If the user is forcing the test regardless, the results are not a fair
result. The author has said these prereqs need installing and is
basically saying that carrying on regardless is likely to cause errors.

Agreed.

> In such cases, CPAN::Reporter
> "downgrades" the detected test grade from FAIL to NA -- indicating
> that the report results are meaningless.  Since NA reports by default
> aren't sent to the list or the author, it also avoids sending out such
> useless results.

I'm a little concerned by this. If you are downgrading to NA so the
result doen't get sent, does this mean that CPAN::Reporter never sends a
NA report? If so, there are likely to be valuable NA reports that you
are throwing away.

As I mentioned previously, NA reports have a purpose and ignoring them
devalues that. The reports above shouldn't be downgraded, but ignored
completely.

By default CPAN::Reporter throws away NA reports.  I couldn't find the
definition of NA anywhere and questions on perl-qa about unsupported
platforms suggested that NA results shouldn't be sent.

> Additionally, there is no well-defined way that I've ever seen
> documented for a distribution to specify what platform it runs on or
> to gracefully bail out if it's on the wrong platform.

See File::FDPasser, it's the example I use in my Preparing For CPAN
talk. There are others, but this seems to handle it better than most.

This was the reason I was prompted to patch CPANPLUS for "OS
Unsupported" or "No support for OS", so that authors could die
appropriately if they knew their module wouldn't work with that OS.

This needs to be much better documented -- e.g. in EU::MakeMaker and
Module::Build, probably in the PAUSE FAQ, etc.  If it works today,
it's probably because of cargo cult repetition of what someone saw in
some other module.

If they bail out of a test with the string "OS Unsupported", then that
is a valid NA report. Anything else is unknown and should result in the
report being abandoned, or possibly sending only to the author so they
can at least understand why it bailed.

So is "UNKNOWN" really unknown or "NOTESTS"?  To me, UNKNOWN is
supposed to be exactly that -- an unknown result.

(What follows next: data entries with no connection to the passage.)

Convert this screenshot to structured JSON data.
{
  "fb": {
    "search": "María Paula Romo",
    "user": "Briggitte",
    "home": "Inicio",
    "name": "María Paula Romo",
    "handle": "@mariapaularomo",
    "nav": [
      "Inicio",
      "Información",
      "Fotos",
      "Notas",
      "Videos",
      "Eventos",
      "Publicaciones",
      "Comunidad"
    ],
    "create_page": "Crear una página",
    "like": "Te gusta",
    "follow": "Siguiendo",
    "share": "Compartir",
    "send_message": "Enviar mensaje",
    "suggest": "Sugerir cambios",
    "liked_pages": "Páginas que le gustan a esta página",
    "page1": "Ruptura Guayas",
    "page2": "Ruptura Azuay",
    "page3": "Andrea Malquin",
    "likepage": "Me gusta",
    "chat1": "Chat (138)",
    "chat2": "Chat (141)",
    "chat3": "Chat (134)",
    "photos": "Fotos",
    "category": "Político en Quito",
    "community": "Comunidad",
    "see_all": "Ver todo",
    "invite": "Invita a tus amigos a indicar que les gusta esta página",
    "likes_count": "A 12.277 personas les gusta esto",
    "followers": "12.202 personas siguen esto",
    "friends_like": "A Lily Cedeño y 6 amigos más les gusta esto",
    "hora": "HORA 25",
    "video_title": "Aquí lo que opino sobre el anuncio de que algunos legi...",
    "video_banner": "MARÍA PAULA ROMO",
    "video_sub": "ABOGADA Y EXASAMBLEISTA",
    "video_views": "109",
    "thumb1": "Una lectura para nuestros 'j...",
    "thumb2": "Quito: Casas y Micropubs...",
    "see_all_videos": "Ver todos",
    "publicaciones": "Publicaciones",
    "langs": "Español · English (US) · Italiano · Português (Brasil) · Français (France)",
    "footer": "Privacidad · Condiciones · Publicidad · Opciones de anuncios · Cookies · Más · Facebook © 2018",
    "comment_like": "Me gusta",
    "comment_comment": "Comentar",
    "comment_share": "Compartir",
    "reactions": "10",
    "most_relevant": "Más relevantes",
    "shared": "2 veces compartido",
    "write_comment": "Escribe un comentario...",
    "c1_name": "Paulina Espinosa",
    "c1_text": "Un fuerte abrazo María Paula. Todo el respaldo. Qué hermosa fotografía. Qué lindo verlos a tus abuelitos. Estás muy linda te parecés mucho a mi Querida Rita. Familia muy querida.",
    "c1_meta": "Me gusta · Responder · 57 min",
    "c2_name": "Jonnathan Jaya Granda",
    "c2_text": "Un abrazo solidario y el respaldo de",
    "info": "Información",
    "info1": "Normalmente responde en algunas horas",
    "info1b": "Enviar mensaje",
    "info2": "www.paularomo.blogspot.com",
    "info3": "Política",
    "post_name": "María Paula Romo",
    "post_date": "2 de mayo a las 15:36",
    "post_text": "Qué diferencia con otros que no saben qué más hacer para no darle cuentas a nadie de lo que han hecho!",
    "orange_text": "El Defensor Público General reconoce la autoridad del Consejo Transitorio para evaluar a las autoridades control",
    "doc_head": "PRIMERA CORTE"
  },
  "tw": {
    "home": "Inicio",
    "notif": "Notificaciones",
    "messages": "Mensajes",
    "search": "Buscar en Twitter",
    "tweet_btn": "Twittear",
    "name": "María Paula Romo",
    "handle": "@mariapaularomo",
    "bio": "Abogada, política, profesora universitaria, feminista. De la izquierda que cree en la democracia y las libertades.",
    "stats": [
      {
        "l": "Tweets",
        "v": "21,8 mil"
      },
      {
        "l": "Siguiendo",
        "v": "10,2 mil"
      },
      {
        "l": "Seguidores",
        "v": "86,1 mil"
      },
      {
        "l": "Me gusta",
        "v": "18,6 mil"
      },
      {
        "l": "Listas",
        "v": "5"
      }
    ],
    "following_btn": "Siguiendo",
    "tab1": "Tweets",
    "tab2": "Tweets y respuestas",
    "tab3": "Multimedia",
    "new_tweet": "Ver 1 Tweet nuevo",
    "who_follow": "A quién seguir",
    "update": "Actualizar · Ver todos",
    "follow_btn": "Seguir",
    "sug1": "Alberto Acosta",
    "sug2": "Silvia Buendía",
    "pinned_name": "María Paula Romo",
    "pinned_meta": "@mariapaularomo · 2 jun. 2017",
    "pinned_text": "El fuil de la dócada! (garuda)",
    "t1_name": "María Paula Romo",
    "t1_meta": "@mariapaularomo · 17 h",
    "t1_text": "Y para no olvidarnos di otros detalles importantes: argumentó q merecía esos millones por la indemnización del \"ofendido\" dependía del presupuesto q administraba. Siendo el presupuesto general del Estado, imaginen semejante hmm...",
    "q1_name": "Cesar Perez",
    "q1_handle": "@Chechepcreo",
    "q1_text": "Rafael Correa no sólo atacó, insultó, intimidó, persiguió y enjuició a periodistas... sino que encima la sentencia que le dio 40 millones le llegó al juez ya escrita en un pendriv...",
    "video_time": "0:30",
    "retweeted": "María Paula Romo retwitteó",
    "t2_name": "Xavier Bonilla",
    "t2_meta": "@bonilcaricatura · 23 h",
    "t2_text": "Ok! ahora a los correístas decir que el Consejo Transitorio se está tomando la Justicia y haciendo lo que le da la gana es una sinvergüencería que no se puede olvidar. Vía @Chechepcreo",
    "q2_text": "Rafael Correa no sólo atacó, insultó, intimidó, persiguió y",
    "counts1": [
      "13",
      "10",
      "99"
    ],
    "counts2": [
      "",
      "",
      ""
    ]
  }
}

I feel quite strongly about this, as I know companies who take the time
to look at what perls/platforms a distribution works on, and adding
misleading NA reports or not sending them altogether doesn't help those
people.

Overall, I get the sense that you (and/or perhaps the original CPAN
Testers creators) intended to have "NA" and "UNKNOWN" have very
specific meanings that differ from what those terms mean colloquially.
That's unfortunate.

More generally, I think it's a design flaw to not have a grade to
capture things that don't fall cleanly into one or another category.
Too much of what happens in determining grades is heuristics -- just
discarding things that don't fit make the whole system brittle.

I'll adjust CPAN::Reporter behavior on prereqs and NA in a future
version, but I'd like to discuss a common and comprehensive approach
for the other issues and see if we can't come up with something that
is more robust and better defined and documented.  (Probably on the
wiki -- if that's to be the "canonical" documentation for things.)